Les entretiens ont été réalisés avec des membres ou participantes de l’un des trois groupes. Pour les besoins de la recherche, seules les jeunes femmes impliquées dans les groupes ont été rencontrées. Les répondantes devaient par ailleurs s’identifier comme femme et comme personne racisée, être majeures et être impliquées dans au moins une activité des groupes, ou consommer le contenu produit par ces derniers. Une distinction, non déterminante pour la sélection des répondantes, a enfin été effectuée entre les personnes produisant du contenu et celles dont l’implication consistait uniquement à une participation — par la consommation des contenus produits ou la participation aux activités.
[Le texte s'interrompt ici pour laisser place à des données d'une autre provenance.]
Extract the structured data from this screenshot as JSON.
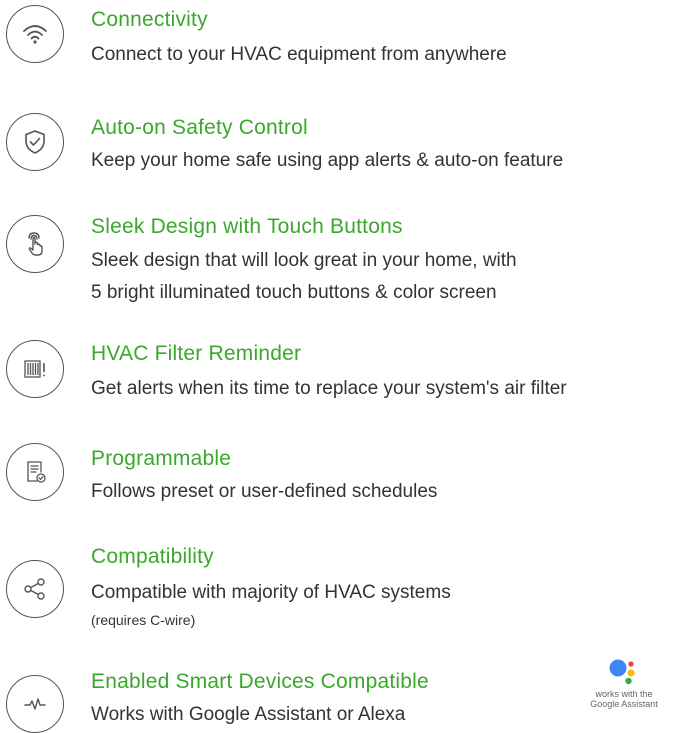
{
  "features": [
    {
      "title": "Connectivity",
      "desc": [
        "Connect to your HVAC equipment from anywhere"
      ],
      "icon": "wifi-icon"
    },
    {
      "title": "Auto-on Safety Control",
      "desc": [
        "Keep your home safe using app alerts & auto-on feature"
      ],
      "icon": "shield-check-icon"
    },
    {
      "title": "Sleek Design with Touch Buttons",
      "desc": [
        "Sleek design that will look great in your home, with",
        "5 bright illuminated touch buttons & color screen"
      ],
      "icon": "touch-finger-icon"
    },
    {
      "title": "HVAC Filter Reminder",
      "desc": [
        "Get alerts when its time to replace your system's air filter"
      ],
      "icon": "filter-alert-icon"
    },
    {
      "title": "Programmable",
      "desc": [
        "Follows preset or user-defined schedules"
      ],
      "icon": "schedule-document-icon"
    },
    {
      "title": "Compatibility",
      "desc": [
        "Compatible with majority of HVAC systems"
      ],
      "note": "(requires C-wire)",
      "icon": "share-nodes-icon"
    },
    {
      "title": "Enabled Smart Devices Compatible",
      "desc": [
        "Works with Google Assistant or Alexa"
      ],
      "icon": "pulse-icon"
    }
  ],
  "google_assistant": {
    "line1": "works with the",
    "line2": "Google Assistant"
  },
  "colors": {
    "accent": "#3ba72c",
    "text": "#333333",
    "icon_stroke": "#555555"
  }
}
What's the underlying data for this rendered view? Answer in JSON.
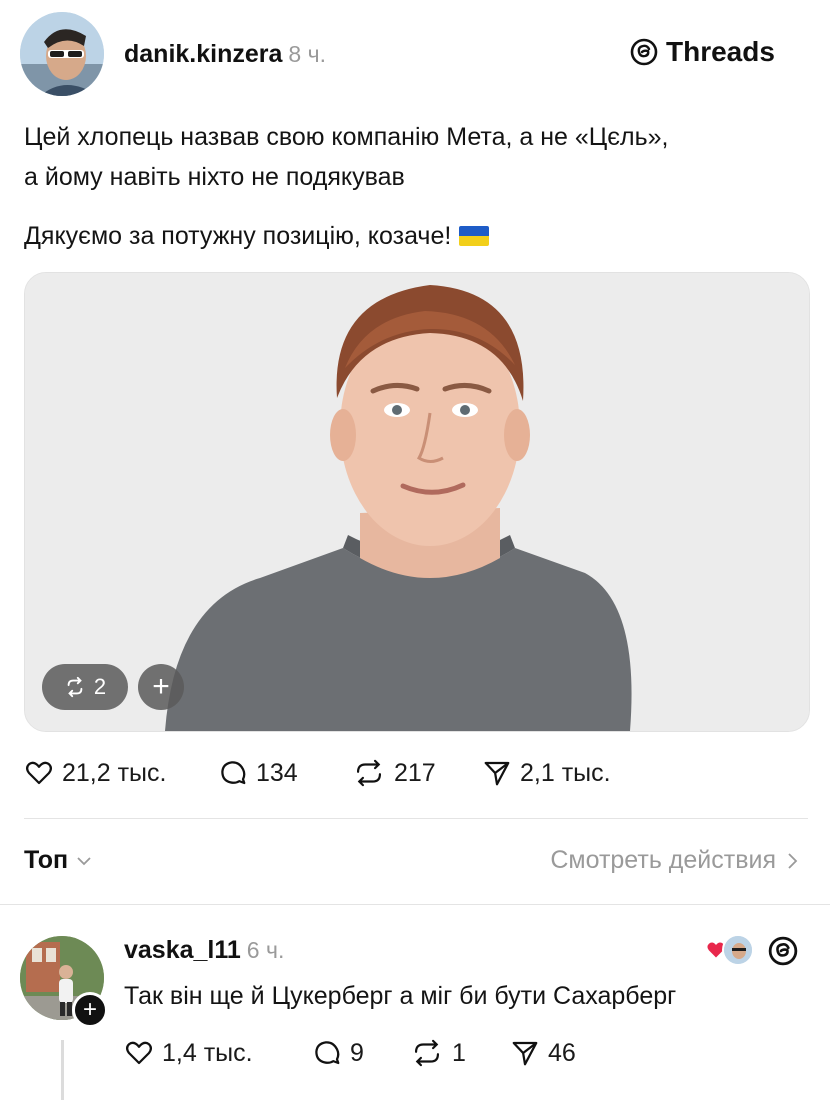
{
  "post": {
    "username": "danik.kinzera",
    "time": "8 ч.",
    "platform": "Threads",
    "line1": "Цей хлопець назвав свою компанію Мета, а не «Цєль»,",
    "line2": "а йому навіть ніхто не подякував",
    "line3": "Дякуємо за потужну позицію, козаче!",
    "media_repost_count": "2",
    "media_plus": "+",
    "stats": {
      "likes": "21,2 тыс.",
      "comments": "134",
      "reposts": "217",
      "shares": "2,1 тыс."
    }
  },
  "sort": {
    "label": "Топ",
    "activity_link": "Смотреть действия"
  },
  "reply": {
    "username": "vaska_l11",
    "time": "6 ч.",
    "text": "Так він ще й Цукерберг а міг би бути Сахарберг",
    "follow_plus": "+",
    "stats": {
      "likes": "1,4 тыс.",
      "comments": "9",
      "reposts": "1",
      "shares": "46"
    }
  },
  "colors": {
    "text": "#111111",
    "muted": "#9a9a9a",
    "like_heart": "#e8274b",
    "flag_blue": "#1e5cc7",
    "flag_yellow": "#f2cf1a"
  },
  "icons": [
    "threads-logo-icon",
    "heart-icon",
    "comment-icon",
    "repost-icon",
    "share-icon",
    "chevron-down-icon",
    "chevron-right-icon",
    "ukraine-flag-icon"
  ]
}
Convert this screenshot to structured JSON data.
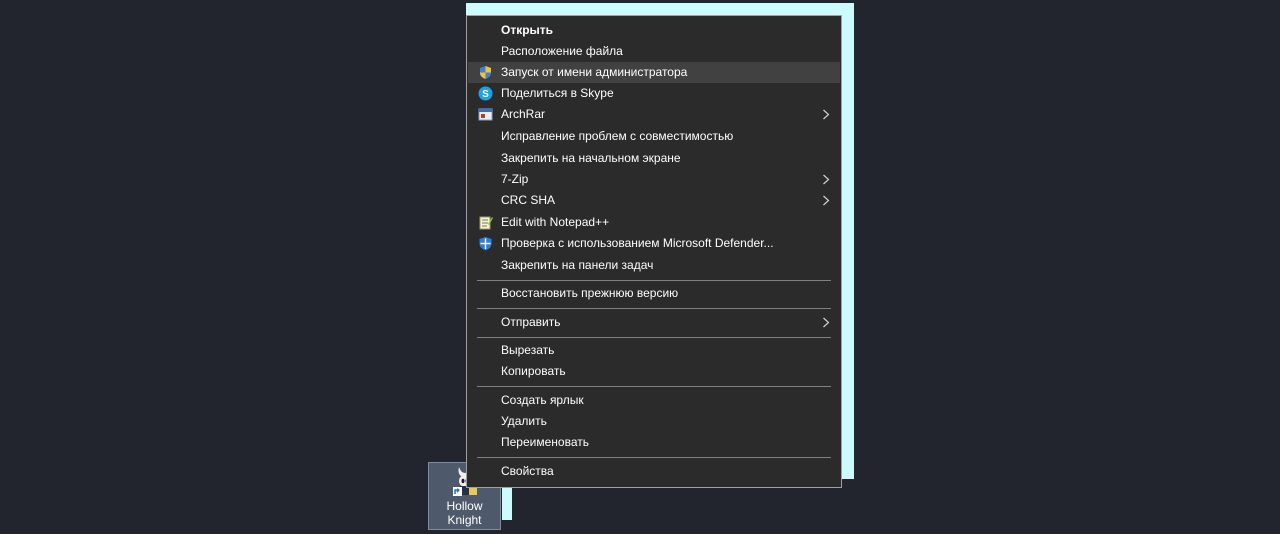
{
  "desktop_icon": {
    "label": "Hollow\nKnight"
  },
  "context_menu": {
    "items": [
      {
        "label": "Открыть"
      },
      {
        "label": "Расположение файла"
      },
      {
        "label": "Запуск от имени администратора",
        "icon": "admin-shield-icon"
      },
      {
        "label": "Поделиться в Skype",
        "icon": "skype-icon"
      },
      {
        "label": "ArchRar",
        "icon": "archive-icon",
        "submenu": true
      },
      {
        "label": "Исправление проблем с совместимостью"
      },
      {
        "label": "Закрепить на начальном экране"
      },
      {
        "label": "7-Zip",
        "submenu": true
      },
      {
        "label": "CRC SHA",
        "submenu": true
      },
      {
        "label": "Edit with Notepad++",
        "icon": "notepad-icon"
      },
      {
        "label": "Проверка с использованием Microsoft Defender...",
        "icon": "defender-icon"
      },
      {
        "label": "Закрепить на панели задач"
      },
      {
        "label": "Восстановить прежнюю версию"
      },
      {
        "label": "Отправить",
        "submenu": true
      },
      {
        "label": "Вырезать"
      },
      {
        "label": "Копировать"
      },
      {
        "label": "Создать ярлык"
      },
      {
        "label": "Удалить"
      },
      {
        "label": "Переименовать"
      },
      {
        "label": "Свойства"
      }
    ]
  }
}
Les répondantes ont été contactées directement dans le cas d’Amalgame et par la méthode boule de neige, pour la librairie Racines et Tout le Hood en Parle. En effet, l’accès à l’identité de tous les membres d’Amalgame sur leur plateforme, tout comme à leurs coordonnées Facebook a rendu plus aisée la prise de contact avec les membres. A contrario, le caractère plus diffus du groupe Tout le Hood en Parle, doublé du manque d’information sur ses membres ont conduits à adopter une autre méthode appelée méthode « boule de neige ». Celle-ci consiste à composer son échantillon par étape et permet, à l’aide d’un informateur clé, d’accéder à un réseau plus large d’individus. La première étape a été d’entrer en contact avec une première personne dont la collaboration a permis, par la suite, de rencontrer d’autres membres du réseau. La méthode boule de neige s’est avérée utile dans le cas ce projet pour créer un premier contact, généralement via Facebook, avec des répondantes potentielles. Les réels contacts se sont réalisés cependant lors des activités de groupes observés pour ce projet et au cours desquels le projet a été mentionné. La rencontre a en effet permis à ces jeunes femmes de se sentir plus confiantes à l’égard de la démarche et de ce fait plus ouvertes à y participer.
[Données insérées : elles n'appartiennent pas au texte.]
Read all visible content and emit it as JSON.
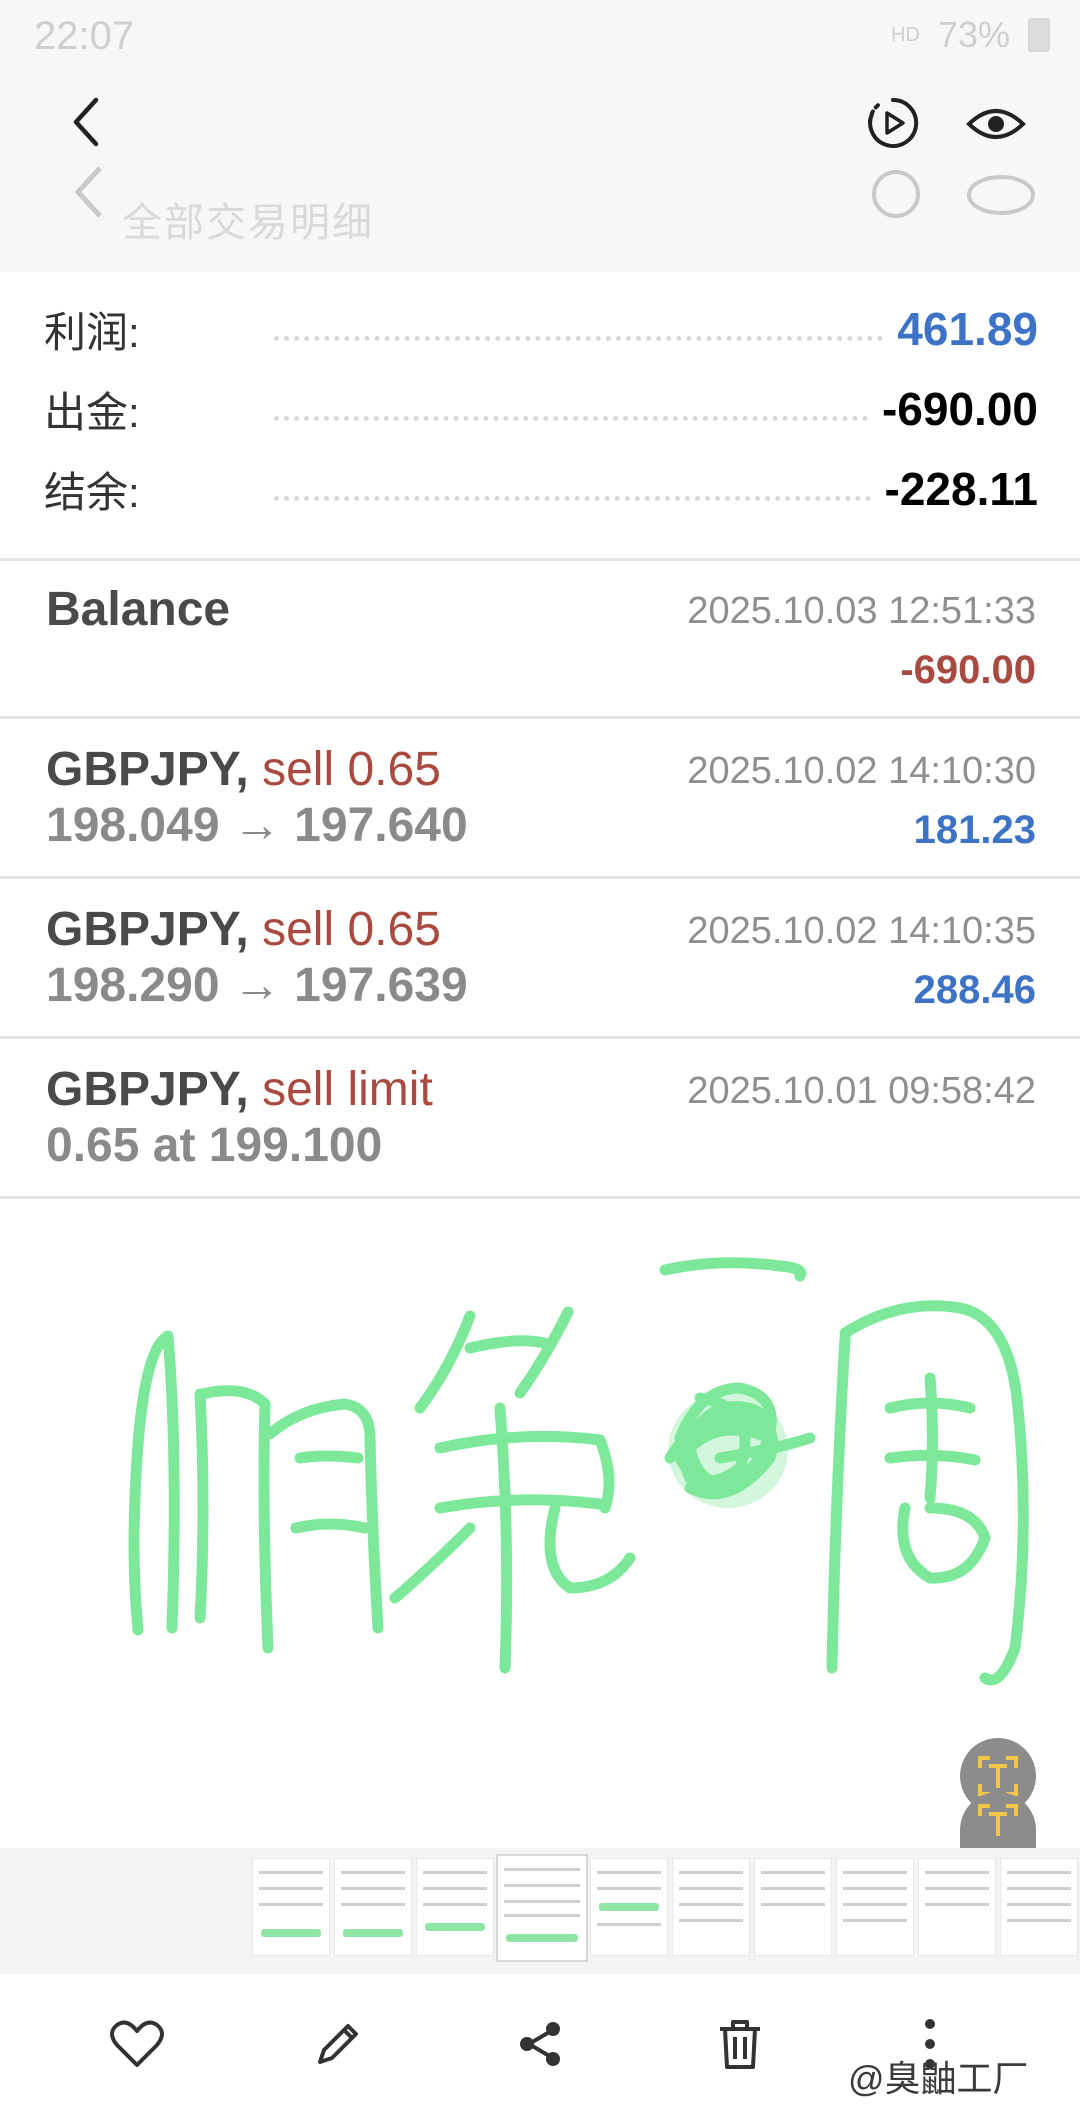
{
  "status_bar": {
    "time": "22:07",
    "hd": "HD",
    "battery": "73%"
  },
  "header": {
    "ghost_title": "全部交易明细"
  },
  "summary": [
    {
      "label": "利润:",
      "value": "461.89",
      "color": "#3d73c6"
    },
    {
      "label": "出金:",
      "value": "-690.00",
      "color": "#000000"
    },
    {
      "label": "结余:",
      "value": "-228.11",
      "color": "#000000"
    }
  ],
  "deals": [
    {
      "symbol": "Balance",
      "action": "",
      "line2": "",
      "time": "2025.10.03 12:51:33",
      "amount": "-690.00",
      "sign": "neg"
    },
    {
      "symbol": "GBPJPY,",
      "action": "sell 0.65",
      "line2": "198.049 → 197.640",
      "time": "2025.10.02 14:10:30",
      "amount": "181.23",
      "sign": "pos"
    },
    {
      "symbol": "GBPJPY,",
      "action": "sell 0.65",
      "line2": "198.290 → 197.639",
      "time": "2025.10.02 14:10:35",
      "amount": "288.46",
      "sign": "pos"
    },
    {
      "symbol": "GBPJPY,",
      "action": "sell limit",
      "line2": "0.65 at 199.100",
      "time": "2025.10.01 09:58:42",
      "amount": "",
      "sign": ""
    }
  ],
  "colors": {
    "handwriting": "#7ee89a",
    "profit": "#3d73c6",
    "loss": "#a84a40"
  },
  "icons": {
    "back": "chevron-left-icon",
    "motion": "motion-photo-icon",
    "view": "eye-icon",
    "text_extract": "text-extract-icon",
    "favorite": "heart-icon",
    "edit": "pencil-icon",
    "share": "share-icon",
    "delete": "trash-icon",
    "more": "more-icon"
  },
  "watermark": "@臭鼬工厂"
}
Au total sept entretiens auront été conduits avec des jeunes femmes impliquées à différents degrés dans l’un des trois groupes. Certaines personnes rencontrées étaient impliquées dans plus d’un groupe. Les entretiens individuels ont duré entre 2h30 et 4h et se sont déroulés dans des lieux choisis par les répondantes. La réalisation des entretiens a pris la forme d’une conversation guidée par quelques questions appuyées par une grille thématique réalisée préalablement (voir annexe 1 et 2). Les thèmes de l’engagement et du rapport aux espaces mobilisés ainsi que du choix de créer ou de participer à ce type de plateformes ont été abordés. Les entretiens ont permis d’accéder aux sens que les jeunes femmes accordent à leurs pratiques. Ils ont également permis de mieux comprendre les motivations et les limites qui ont marqué et conditionné leurs pratiques.
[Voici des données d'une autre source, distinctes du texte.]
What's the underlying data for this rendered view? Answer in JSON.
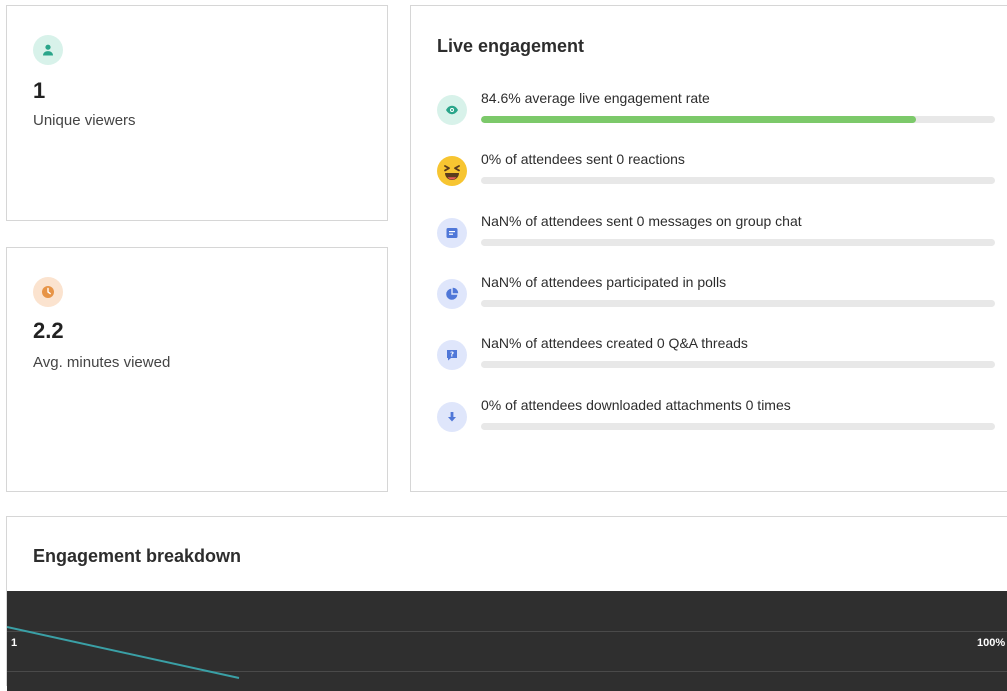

Enfin, seuls quatre des entretiens réalisés ont été utilisés pour l’analyse des résultats, puisque trois des jeunes femmes rencontrées se sont désistées avant la fin de la recherche. Deux de ces répondantes sont des jeunes montréalaises musulmanes portant le voile. L’une immigrante de première génération et l’autre née au Québec. Ces deux jeunes femmes étaient toutes deux non- productrices de contenu sur les plateformes mais des participantes. Leur désistement a été justifié par leur jeune âge et la peur d’être reconnues dans les extraits mobilisés par la recherche. En effet, une clause du formulaire de consentement évoquait les risques de traçabilité — qui ne sont jamais nuls dans une recherche encore moins lorsqu’elle mobilise des réseaux sociaux — encourus par les participantes. Cette clause stipulait la possibilité que les propos cités dans la

recherche permettent de retracer les identités des répondantes (voir annexe 4 et 5). Pour les deux jeunes femmes, le risque encouru était donc trop important, notamment compte tenu du contexte actuel marqué par un regain des hostilités à l’égard des femmes musulmanes portant le voile (Benhadjoudja 2015). La dernière répondante à s’être retirée est une jeune Québécoise d’origine haïtienne. Celle-ci m’a confié s’être désistée en raison de l’émotivité que réveillait pour elle le sujet. Elle n’a pas précisé le contexte de cette émotivité ni les éléments déclencheurs.